On Shabbos - the sacred Seventh Day - we are called upon to demonstrate that we are not the owners and sovereigns of all the creatures which serve the Divine purpose. The following mitzvah - Divine mandate - can serve as an example:

"Six days shall you do your tasks, and on the seventh day you shall cease, so that your ox and your donkey 'yanuach' - will have restful contentment" (Exodus 23:12).

The Hebrew word "yanuach" is related to the word "menuchah" - rest and contentment. According to a midrashic commentary known as the "Mechilta," the word "yanuach" is teaching us that in addition to resting from physical work on Shabbos, our animals are also free to go into the fields and graze undisturbed.
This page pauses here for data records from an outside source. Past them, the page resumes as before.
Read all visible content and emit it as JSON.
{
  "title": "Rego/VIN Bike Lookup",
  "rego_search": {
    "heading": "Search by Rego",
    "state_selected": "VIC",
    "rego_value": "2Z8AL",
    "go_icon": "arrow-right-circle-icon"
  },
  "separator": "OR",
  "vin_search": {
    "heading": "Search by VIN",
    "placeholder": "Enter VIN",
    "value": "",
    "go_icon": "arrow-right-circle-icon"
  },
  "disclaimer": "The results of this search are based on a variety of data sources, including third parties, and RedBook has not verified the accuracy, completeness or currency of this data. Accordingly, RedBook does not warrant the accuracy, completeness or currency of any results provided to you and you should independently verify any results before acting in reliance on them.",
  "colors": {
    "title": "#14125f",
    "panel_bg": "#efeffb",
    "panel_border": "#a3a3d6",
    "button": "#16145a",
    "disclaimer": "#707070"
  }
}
For as one sage explains, "On Shabbos, our animals are to have contentment of the heart" (Be'ar Yitzchak, a commentator on Rashi, cited by Sha'arei Aharon).

Hashem – the Compassionate One - has given us a mandate to allow our animals to experience rest and contentment on Shabbos, and in his commentary on this mandate, Rabbi Samson Raphael Hirsch writes:

"On the Seventh Day, the human being refrains from exercising his own rule over any of Hashem's creatures and humbly subordinates himself and his world to the Creator. While he observes the Shabbos, the Shabbos teaches him to respect every other creature alongside himself, as all are equal before Hashem, and all are His children. This dismantling of the human being's rule over all creatures is one of the objectives of the Shabbos - the day on which the human being shows homage to Hashem - so that the animals who work and bear burdens should have rest from working for the human being."
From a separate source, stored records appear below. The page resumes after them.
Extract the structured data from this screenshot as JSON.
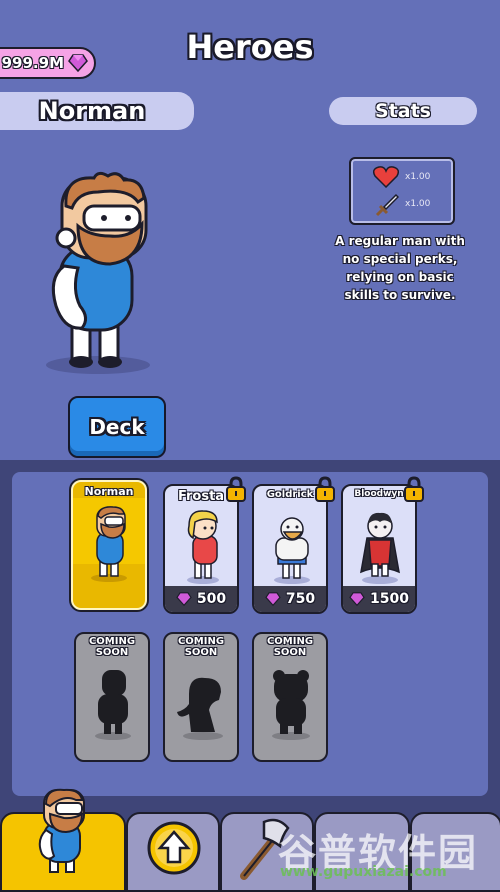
{
  "header": {
    "title": "Heroes",
    "currency": "999.9M"
  },
  "hero": {
    "name": "Norman",
    "stats_label": "Stats",
    "health": "x1.00",
    "attack": "x1.00",
    "description": "A regular man with no special perks, relying on basic skills to survive.",
    "deck_label": "Deck"
  },
  "cards": [
    {
      "name": "Norman",
      "selected": true
    },
    {
      "name": "Frosta",
      "price": "500",
      "locked": true
    },
    {
      "name": "Goldrick",
      "price": "750",
      "locked": true
    },
    {
      "name": "Bloodwyn",
      "price": "1500",
      "locked": true
    }
  ],
  "coming": [
    {
      "label": "COMING SOON"
    },
    {
      "label": "COMING SOON"
    },
    {
      "label": "COMING SOON"
    }
  ],
  "watermark": {
    "text": "谷普软件园",
    "url": "www.gupuxiazai.com"
  },
  "colors": {
    "background": "#6470b8",
    "panel": "#3f4578",
    "accent_gold": "#e9b800",
    "gem": "#c84fd0",
    "deck_button": "#2a8ae6"
  }
}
On the Festival of Shavuos, which begins this coming Sunday evening, we celebrate the giving of the Torah, and we read on Shavuos the passage where the Compassionate One proclaimed at Mount Sinai, "All the earth is Mine" (Exodus 19:5). We also read the Ten Commandments which were proclaimed at Mount Sinai, and they include the following Divine mandate:

"Remember the Shabbos day to sanctify it. Six days shall you serve and do all your creative work; and the Seventh Day is a Shabbos to the Compassionate One, your God. On it you shall not perform any kind of creative work - not you, your son, your daughter, your servant, your maidservant, or your animal; nor the stranger within your gates." (Exodus 20:8-10).

On Shabbos, we do not exercise our dominion over the animals; for on this sacred day, we proclaim the following message: "To the Compassionate One belongs the earth and its creatures, the inhabited land and those who dwell in it" (Psalm 24:1 – Targum).
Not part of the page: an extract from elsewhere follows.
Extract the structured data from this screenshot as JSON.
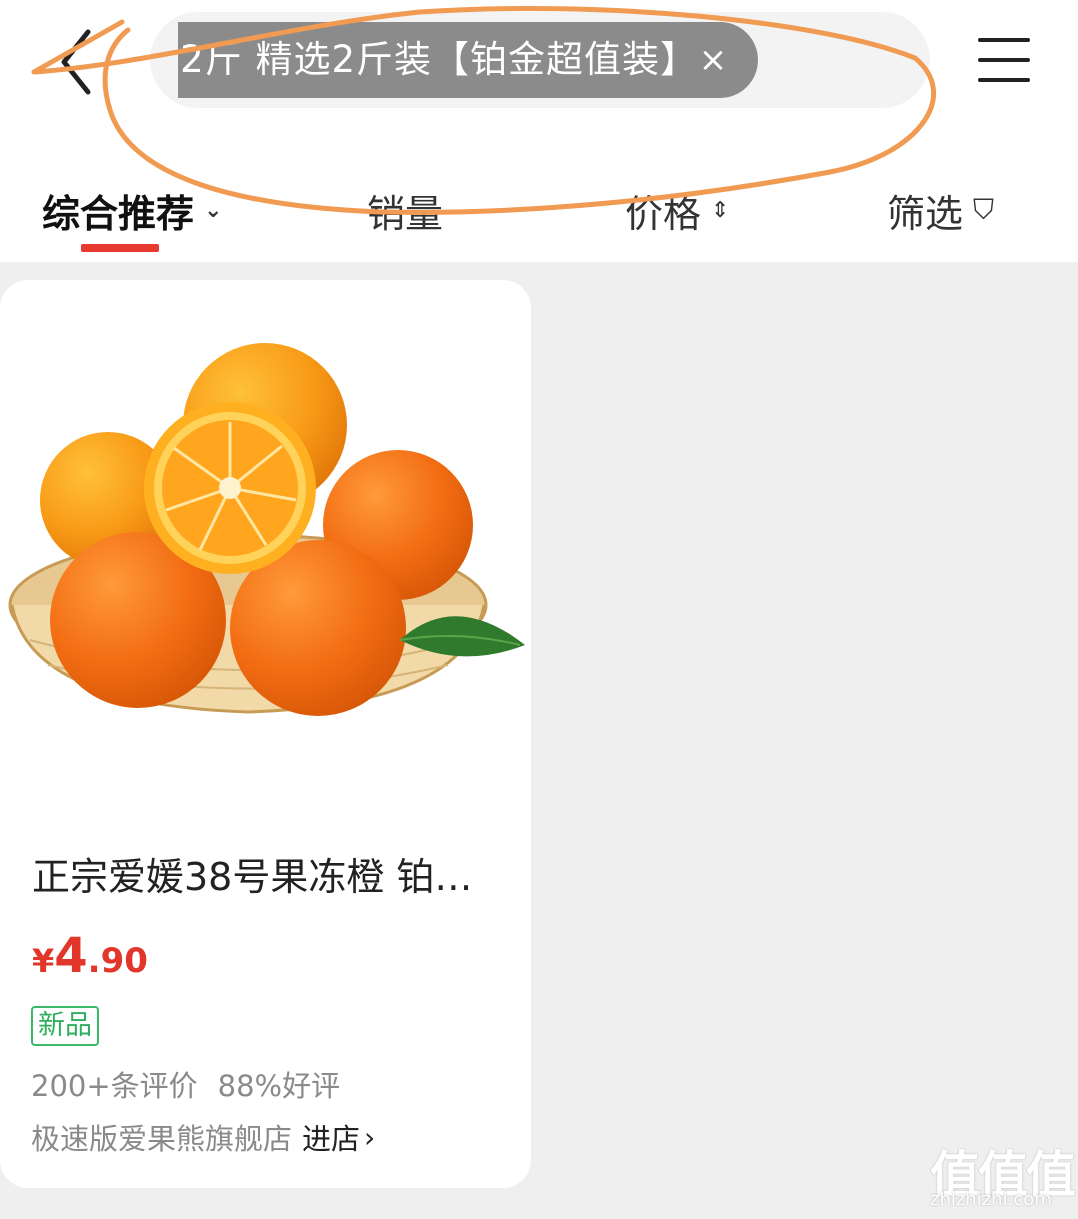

I live in Bayit Vegan, Jerusalem, and this past Shabbos, I was reminded that all of our people have the potential to proclaim the message of Shabbos. At the joyous service welcoming the arrival of Shabbos, there were a group of students from "secular" kibbutzim in Israel who had come to experience the holistic harmony of a traditional Shabbos. And with great enthusiasm, they joined us in singing the Hebrew words of the following passage:

"The heavens will be glad and the earth will rejoice; the sea and its fullness will roar. The field and all creatures within it will exult; then all the trees of the forest will sing with joy - before the Compassionate One, for He will have arrived, He will have arrived to judge the earth. He will judge the world with righteousness and peoples with His truth." (Psalm 96:11-13).

Have a Good Shabbos, and a Joyous Festival.